Currently, it is not against the law to own human remains in the States (since the proliferation of the cults of Los Muertos and Palo a movement has begun to press for a rewrite of these laws in America) even if those remains are stolen, as long as the conditions they are kept under are sanitary and the items are not used as a means of psychological abuse or intimidation. (Your not allowed to just have human remains because you like them in Canada so technically its not legal, but for the purposes of art, spirituality or medicine donated remains can be used but not bought and sold).  The Palo, los Muertos and the Red and Black Schools of Vodou all greatly value human remains for their talismanic properties.  It is not impossible to procure human remains legally (as it is so often held) but it is difficult and tremendously expensive and so the proliferation of los Muertos and the Palo in N. America has led to a brisk and illegal black market trade in human remains.  Possession of remains of any sort will raise the eyebrow of the establishment and you will most definitely be treated as a dangerous suspect should they be found in your possession (this is obviously compounded if they are shown to be stolen) though you cannot be charged for this alone.

Don’t charge your clients up front when it can be avoided.  If you only accept full payment for services rendered it is a lot harder for you to be prosecuted for extortion, fraud or confidence scams.  An individual who provides payment upon the successful completion of a service cannot easily claim to have been extorted, taking money upfront for magical services can make an individual much more vulnerable to prosecution.  One of the very best reasons the cops in Jersey haven’t been able to make anything stick to the Paleros in the last ten years is that they don’t have any unsatisfied customers and that remains the best defense to this day.  Know your region, if you’re going to charge upfront for some services then educate yourself as to the point at which the cash value of a perceived fraud has moved you from petty to major criminal charges.

If you own a shop or botanica of any sort then learn the difference between a criminal raid and an inspection by your local municipal enforcement agencies.  In most places in N. America any storefront selling herbs, incense or holistic medicines can come under the investigation of local food and drug agencies.  You are legally obligated to co-operate with a municipal inspection of any kind unless you are requested to give up confidential information.  My advice to shop owners is to get a digital camera and keep it around.  When inspected, film everything.

If cops or vans have arrived with the enforcement agents, then you are about to be subjected to a criminal raid and seizure.  In this case, you are not obligated to help in any way or to answer any questions and unless you are personally under arrest your movements cannot legally be restricted.  Once again, if this occurs say nothing (you will save your lawyer the trouble of having all of that testimony struck as inadmissible and yourself a tidy sum in legal fees) and film everything.  Enforcement agents will not like the camera but as I mentioned above your movements cannot be legally restricted unless you are personally under arrest.  Any criminal raid also requires a warrant, read it carefully and if the enforcement agents violate its conditions at any point, film it.  Any representative of any agency not mentioned in the warrant can be forced from private property and should be immediately asked to leave.  Did I mention film it?
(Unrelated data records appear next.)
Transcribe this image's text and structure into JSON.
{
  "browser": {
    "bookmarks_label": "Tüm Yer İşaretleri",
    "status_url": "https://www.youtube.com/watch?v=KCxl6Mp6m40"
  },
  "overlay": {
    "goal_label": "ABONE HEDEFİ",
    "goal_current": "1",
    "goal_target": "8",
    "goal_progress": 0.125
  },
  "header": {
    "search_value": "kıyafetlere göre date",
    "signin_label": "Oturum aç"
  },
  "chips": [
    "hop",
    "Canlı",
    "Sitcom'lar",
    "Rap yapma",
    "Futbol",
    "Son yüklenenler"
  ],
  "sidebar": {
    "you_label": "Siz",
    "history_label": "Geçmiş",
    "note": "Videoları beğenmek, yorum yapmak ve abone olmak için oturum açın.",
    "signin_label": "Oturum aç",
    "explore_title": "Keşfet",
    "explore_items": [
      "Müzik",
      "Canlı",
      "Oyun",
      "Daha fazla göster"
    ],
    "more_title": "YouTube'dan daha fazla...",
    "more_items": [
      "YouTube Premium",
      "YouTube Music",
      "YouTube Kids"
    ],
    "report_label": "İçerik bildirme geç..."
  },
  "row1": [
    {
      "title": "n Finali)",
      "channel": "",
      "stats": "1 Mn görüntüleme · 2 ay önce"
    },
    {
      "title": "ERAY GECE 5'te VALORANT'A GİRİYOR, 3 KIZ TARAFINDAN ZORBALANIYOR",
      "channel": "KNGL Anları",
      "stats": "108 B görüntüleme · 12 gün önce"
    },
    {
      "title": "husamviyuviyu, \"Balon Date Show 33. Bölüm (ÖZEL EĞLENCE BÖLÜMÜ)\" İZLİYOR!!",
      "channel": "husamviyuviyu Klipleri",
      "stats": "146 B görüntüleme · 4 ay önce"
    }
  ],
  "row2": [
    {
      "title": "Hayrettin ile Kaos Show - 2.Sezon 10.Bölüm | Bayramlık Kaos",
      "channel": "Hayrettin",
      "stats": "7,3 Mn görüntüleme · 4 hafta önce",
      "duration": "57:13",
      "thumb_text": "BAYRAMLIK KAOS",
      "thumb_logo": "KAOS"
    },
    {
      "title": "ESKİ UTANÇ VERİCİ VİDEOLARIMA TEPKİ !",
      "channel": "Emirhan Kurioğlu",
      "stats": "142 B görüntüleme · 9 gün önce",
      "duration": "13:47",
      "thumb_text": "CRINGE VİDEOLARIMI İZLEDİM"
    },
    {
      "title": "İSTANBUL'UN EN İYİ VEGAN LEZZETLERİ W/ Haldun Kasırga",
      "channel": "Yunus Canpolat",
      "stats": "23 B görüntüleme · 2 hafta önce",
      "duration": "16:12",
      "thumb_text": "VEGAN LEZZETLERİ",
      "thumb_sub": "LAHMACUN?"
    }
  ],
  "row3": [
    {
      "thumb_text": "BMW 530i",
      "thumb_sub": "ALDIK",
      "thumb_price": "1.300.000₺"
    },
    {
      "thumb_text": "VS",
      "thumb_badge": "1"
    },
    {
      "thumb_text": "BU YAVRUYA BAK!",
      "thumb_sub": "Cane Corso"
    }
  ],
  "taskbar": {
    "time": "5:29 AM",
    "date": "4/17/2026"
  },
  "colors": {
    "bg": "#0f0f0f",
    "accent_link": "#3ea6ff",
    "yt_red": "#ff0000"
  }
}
There are always local vagaries when it comes to the application of secular law and a sorcerer with a successful private practice would do well to familiarize themselves with them.  The FBI methods for profiling repeat criminals hold in Canada as well as the States and they represent a good model for how to attract the wrong kind of attention.  In some cases though, like the law in the States and the cults of the Palo and Los Muertos some degree of rivalry should really just be expected.

As for the latest installment in the ongoing drama of the Paleros vs. the Jersey PD, I suspect the Paleros will once again make good on their obscene promises because they are working sorcerers and making good on obscene promises is what we do for a living.